An ASIC spokesperson told SmartCompany that ASIC had changed its enforcement strategy for investigating insider trading.

“Now, where we see suspicious trading, we will often work up a preliminary case and simply ask that person why they traded,” the spokesperson said.

“Sometimes the person will immediately agree they have broken the law. Sometimes there is a very good explanation, and we will drop our inquiries.”

The Securities and Exchange Commission in the US employs a similar strategy.

“Our focus, and our innovative approach to investigations, has led to our gathering better evidence more quickly,” the ASIC spokesperson said.

“We are building better cases and when people are presented with a clear case they will often decide to plead guilty to avail themselves of the leniency the courts will afford for co-operation.”

However, Maslen-Stannage told SmartCompany that ASIC’s insider trading crackdown would be difficult to replicate in the enforcement of directors’ duties, as insider trading is a criminal matter whereas directors’ duties falls within the remit of civil law.

“There is no doubt ASIC is very focused on directors’ duties and when you think of some of the litigation they have brought, including Fortescue, Centro and James Hardie, ASIC has put significant effort into enforcement around directors’ duties,” Maslen-Stannage says.

“ASIC is expressing the pragmatic reality that you can’t expect in civil prosecutions the same easy wins as in criminal.

“In terms of monitoring market activity, ASIC can get good evidence on criminal matters but in directors’ duties it is much more nuanced decision-making and not as black and white as market contraventions.”

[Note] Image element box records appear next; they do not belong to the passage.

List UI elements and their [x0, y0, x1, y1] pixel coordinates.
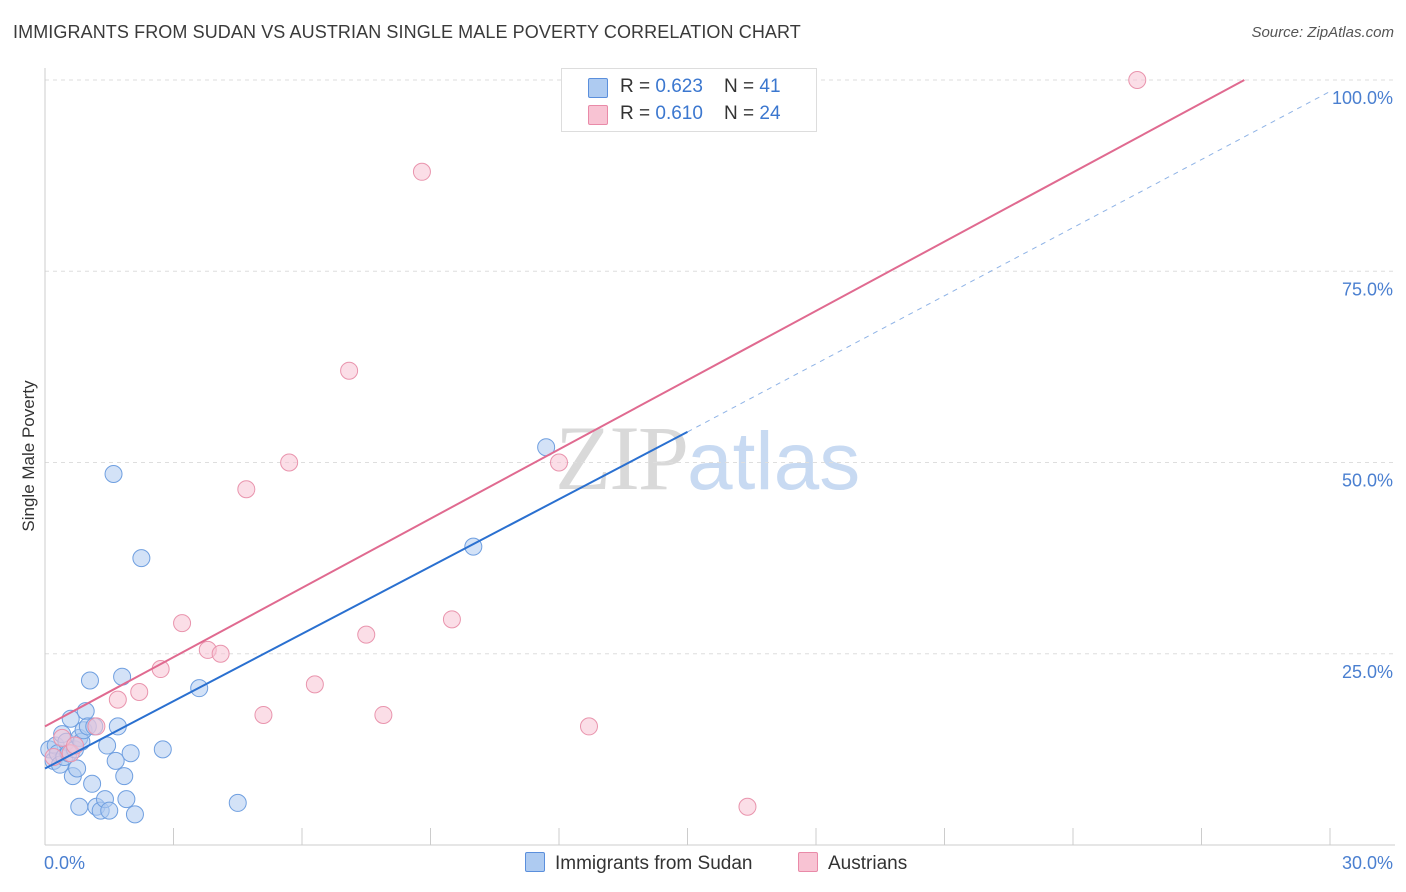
x-tick-label: 30.0%	[1342, 853, 1393, 873]
data-point-sudan	[83, 774, 102, 793]
data-point-austrians	[374, 705, 393, 724]
data-point-sudan	[153, 740, 172, 759]
y-tick-label: 75.0%	[1342, 279, 1393, 299]
data-point-austrians	[211, 644, 230, 663]
data-point-austrians	[254, 705, 273, 724]
legend-n-value: 41	[759, 76, 781, 97]
data-point-sudan	[70, 797, 89, 816]
data-point-austrians	[442, 610, 461, 629]
data-point-austrians	[357, 625, 376, 644]
data-point-austrians	[412, 162, 431, 181]
data-point-sudan	[132, 549, 151, 568]
source-note: Source: ZipAtlas.com	[1251, 24, 1394, 41]
legend: R = 0.623 N = 41 R = 0.610 N = 24	[561, 68, 817, 132]
watermark: ZIPatlas	[555, 405, 860, 511]
data-point-sudan	[121, 744, 140, 763]
data-point-austrians	[237, 480, 256, 499]
trend-line-sudan	[44, 431, 688, 770]
data-point-austrians	[738, 797, 757, 816]
data-point-austrians	[1128, 71, 1147, 89]
bottom-legend-austrians: Austrians	[798, 852, 907, 875]
y-tick-label: 50.0%	[1342, 471, 1393, 491]
data-point-austrians	[579, 717, 598, 736]
trend-line-sudan-extension	[687, 91, 1331, 433]
data-point-austrians	[280, 453, 299, 472]
data-point-sudan	[68, 759, 87, 778]
data-point-austrians	[305, 675, 324, 694]
data-point-sudan	[125, 805, 144, 824]
data-point-sudan	[100, 801, 119, 820]
data-point-sudan	[228, 793, 247, 812]
x-tick-label: 0.0%	[44, 853, 85, 873]
bottom-legend-sudan: Immigrants from Sudan	[525, 852, 752, 875]
watermark-atlas: atlas	[687, 416, 861, 507]
data-point-austrians	[87, 717, 106, 736]
chart-title: IMMIGRANTS FROM SUDAN VS AUSTRIAN SINGLE…	[13, 22, 801, 42]
bottom-legend-swatch-sudan	[525, 852, 545, 872]
y-tick-label: 100.0%	[1332, 88, 1393, 108]
data-point-austrians	[340, 361, 359, 380]
bottom-legend-swatch-austrians	[798, 852, 818, 872]
trend-line-austrians	[44, 79, 1245, 728]
data-point-austrians	[550, 453, 568, 472]
data-point-sudan	[106, 751, 125, 770]
watermark-zip: ZIP	[555, 407, 689, 509]
legend-r-value: 0.623	[655, 76, 703, 97]
data-point-sudan	[117, 790, 136, 809]
legend-swatch-sudan	[588, 78, 608, 98]
y-tick-label: 25.0%	[1342, 662, 1393, 682]
data-point-sudan	[104, 464, 123, 483]
data-point-austrians	[108, 690, 127, 709]
data-point-sudan	[115, 767, 134, 786]
data-point-austrians	[65, 736, 84, 755]
data-point-austrians	[130, 683, 149, 701]
legend-n-value: 24	[759, 103, 781, 124]
data-point-austrians	[173, 614, 192, 633]
data-point-sudan	[80, 671, 99, 690]
legend-swatch-austrians	[588, 105, 608, 125]
legend-r-value: 0.610	[655, 103, 703, 124]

Maslen-Stannage says that, unsurprisingly, people are likely to challenge ASIC’s enforcement attempts in relation to directors’ duties, as some of the cases brought by ASIC have surprised the market with the regulator’s strict approach.

“ASIC is really explaining why it can’t achieve the same results, it would not be realistic for it to have the same easy wins in the directors’ duties area as in something like the market supervision area,” she says.